Optimal strategies for this card game?

Question

I recently had an interesting card game for an interview.

The interviewer and I have two cards each, one with a '5' painted on it and one with a '10'. We pick a card each and show it at the same time. If we picked the same card, I receive nothing, while if we picked different cards, the interviewer pays me the number he picked in dollars. What is the interviewer most likely to do if he intends to minimise my payoff, and what should my strategy be to counter this?

Consideration 1: I pick '5' all the time, but if the interviewer knows I do this he would pick '5' as well so that I receive nothing and my expected payoff would just be zero.

Consideration 2: I assign a probability $p_1$ of picking a '5' (and $1-p_1$ of picking a '10'), and the interviewer assigns a probability $p_2$ of picking a '5' (and $1-p_2$ of picking a '10'). My payoff would then be

$$\mathbb{E}=10p_1(1-p_2)+5(1-p_1)p_2.$$

I was thinking of differentiation somehow, but $p_1$ aims to maximise $\mathbb{E}$ while $p_2$ aims to minimise $\mathbb{E}$. Is this even the correct strategy for both of us?

Consideration 3: A friend suggested assigning probabilities of $\frac13$ and $\frac23$ to the cards respectively for a Nash equilibrium since it is a symmetric game. Where does this come from intuitively? Do these probabilities match with the above equation?

Any help/comments on the considerations is greatly appreciated, cheers!

Answer 1

The logic of equilibrium here is: you should choose your strategy (i.e. determine your probabilities of picking $5$ and $10$) in such a way that, however your opponent chooses his strategy, your expected gain is not influenced.
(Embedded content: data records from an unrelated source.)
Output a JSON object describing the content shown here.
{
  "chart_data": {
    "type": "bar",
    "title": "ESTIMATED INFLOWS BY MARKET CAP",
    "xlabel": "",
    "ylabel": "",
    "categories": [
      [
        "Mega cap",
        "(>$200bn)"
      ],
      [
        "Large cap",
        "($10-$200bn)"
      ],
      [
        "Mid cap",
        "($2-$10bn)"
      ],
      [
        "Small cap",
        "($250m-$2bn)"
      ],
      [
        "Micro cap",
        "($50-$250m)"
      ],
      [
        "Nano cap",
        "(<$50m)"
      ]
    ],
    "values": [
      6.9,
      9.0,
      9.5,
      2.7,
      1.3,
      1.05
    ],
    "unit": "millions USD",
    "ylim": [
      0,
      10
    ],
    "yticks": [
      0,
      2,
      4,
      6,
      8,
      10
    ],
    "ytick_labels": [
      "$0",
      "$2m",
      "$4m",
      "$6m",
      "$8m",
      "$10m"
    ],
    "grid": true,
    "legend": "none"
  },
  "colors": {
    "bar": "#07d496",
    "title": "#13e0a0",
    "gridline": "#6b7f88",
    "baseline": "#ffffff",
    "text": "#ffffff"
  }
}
Let's say you pick $5$ with probability $p_1$ and your opponent picks $5$ with probability $p_2$. Then, once you fixed your choice of $p_1$, the expectation $\mathbb{E}$ is a linear function in $p_2$: $$\mathbb{E} = 10p_1 + (5 - 15p_1)p_2.$$ In this situation, you see that choosing $p_1 = 1/3$ will guarantee an expectation of $10/3$, regardless of $p_2$.

If, let's say, you choose $p_1 < 1/3$. Then there is the "risk" that your opponent somehow knows your strategy (e.g. via statistics from multiple rounds of the game), and then chooses $p_2 = 0$. You then have $\mathbb{E} = 10p_1 < 10/3$.
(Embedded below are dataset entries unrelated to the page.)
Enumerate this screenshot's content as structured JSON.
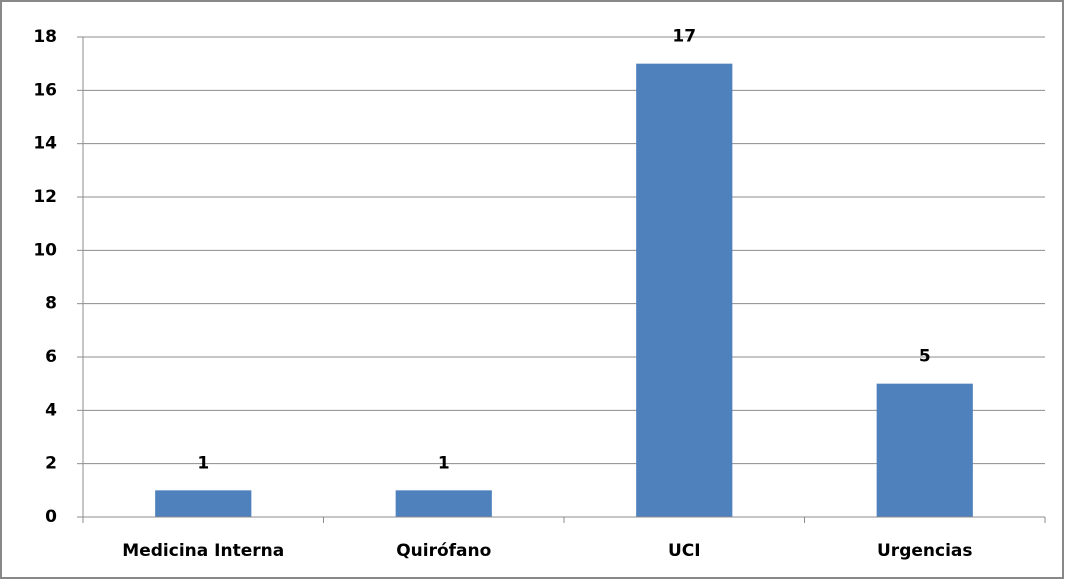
{
  "chart_data": {
    "type": "bar",
    "categories": [
      "Medicina Interna",
      "Quirófano",
      "UCI",
      "Urgencias"
    ],
    "values": [
      1,
      1,
      17,
      5
    ],
    "color": "#4f81bd",
    "ylim": [
      0,
      18
    ],
    "yticks": [
      0,
      2,
      4,
      6,
      8,
      10,
      12,
      14,
      16,
      18
    ],
    "grid": true
  }
}
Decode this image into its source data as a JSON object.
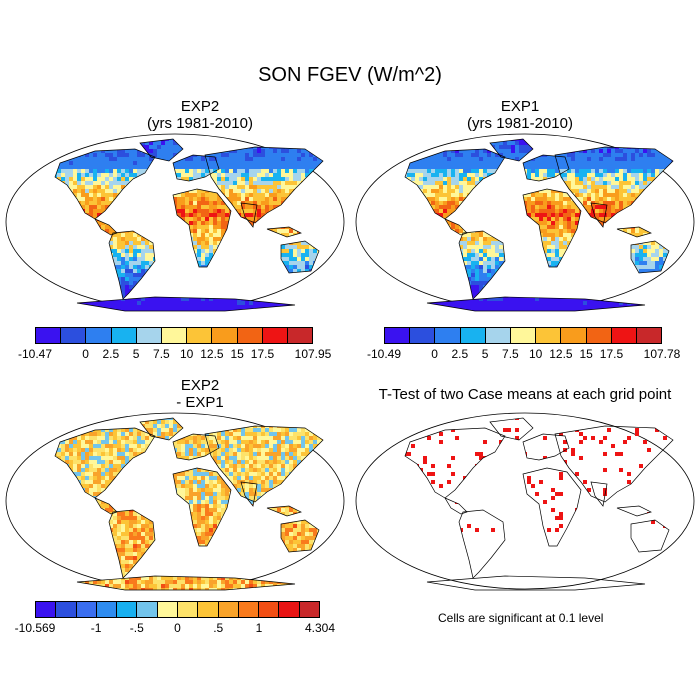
{
  "title": "SON FGEV (W/m^2)",
  "panels": {
    "exp2": {
      "title1": "EXP2",
      "title2": "(yrs 1981-2010)"
    },
    "exp1": {
      "title1": "EXP1",
      "title2": "(yrs 1981-2010)"
    },
    "diff": {
      "title1": "EXP2",
      "title2": "- EXP1"
    },
    "ttest": {
      "title": "T-Test of two Case means at each grid point",
      "note": "Cells are significant at 0.1 level"
    }
  },
  "colorbars": {
    "exp2": {
      "colors": [
        "#3a12f0",
        "#2c4fde",
        "#2e7ff0",
        "#18b2f0",
        "#a6d4ec",
        "#fff79a",
        "#fcc437",
        "#f99c1c",
        "#f26414",
        "#ee1414",
        "#c8282a"
      ],
      "labels": [
        "-10.47",
        "0",
        "2.5",
        "5",
        "7.5",
        "10",
        "12.5",
        "15",
        "17.5",
        "107.95"
      ]
    },
    "exp1": {
      "colors": [
        "#3a12f0",
        "#2c4fde",
        "#2e7ff0",
        "#18b2f0",
        "#a6d4ec",
        "#fff79a",
        "#fcc437",
        "#f99c1c",
        "#f26414",
        "#ee1414",
        "#c8282a"
      ],
      "labels": [
        "-10.49",
        "0",
        "2.5",
        "5",
        "7.5",
        "10",
        "12.5",
        "15",
        "17.5",
        "107.78"
      ]
    },
    "diff": {
      "colors": [
        "#3a12f0",
        "#2c4fde",
        "#3a6ef0",
        "#2e8cf0",
        "#18b0f0",
        "#72c4ec",
        "#fff79a",
        "#fde26a",
        "#fcc437",
        "#f9a32a",
        "#f97a1c",
        "#f24e14",
        "#e81414",
        "#c8282a"
      ],
      "labels": [
        "-10.569",
        "-1",
        "-.5",
        "0",
        ".5",
        "1",
        "4.304"
      ]
    }
  }
}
If, in the other direction, you choose $p_1 > 1/3$. Then again assume your opponent gets to know your strategy, and then chooses $p_2 = 1$. You then have $\mathbb{E} = 5 - 5p_1 < 10/3$.

Therefore, you see that the "safest" way of playing is to choose $p_1 = 1/3$. It is in that sense that we say it's the "optimal strategy".

I hope this whole logic makes sense to you.

And as an exercise, you may try to solve the general situation: say the two cards are labelled A and B, and your gain has $4$ possibilities: $a, b, c, d$, which correspond to the $4$ combinations AA, AB, BA, BB of your cards. Then what is your optimal strategy?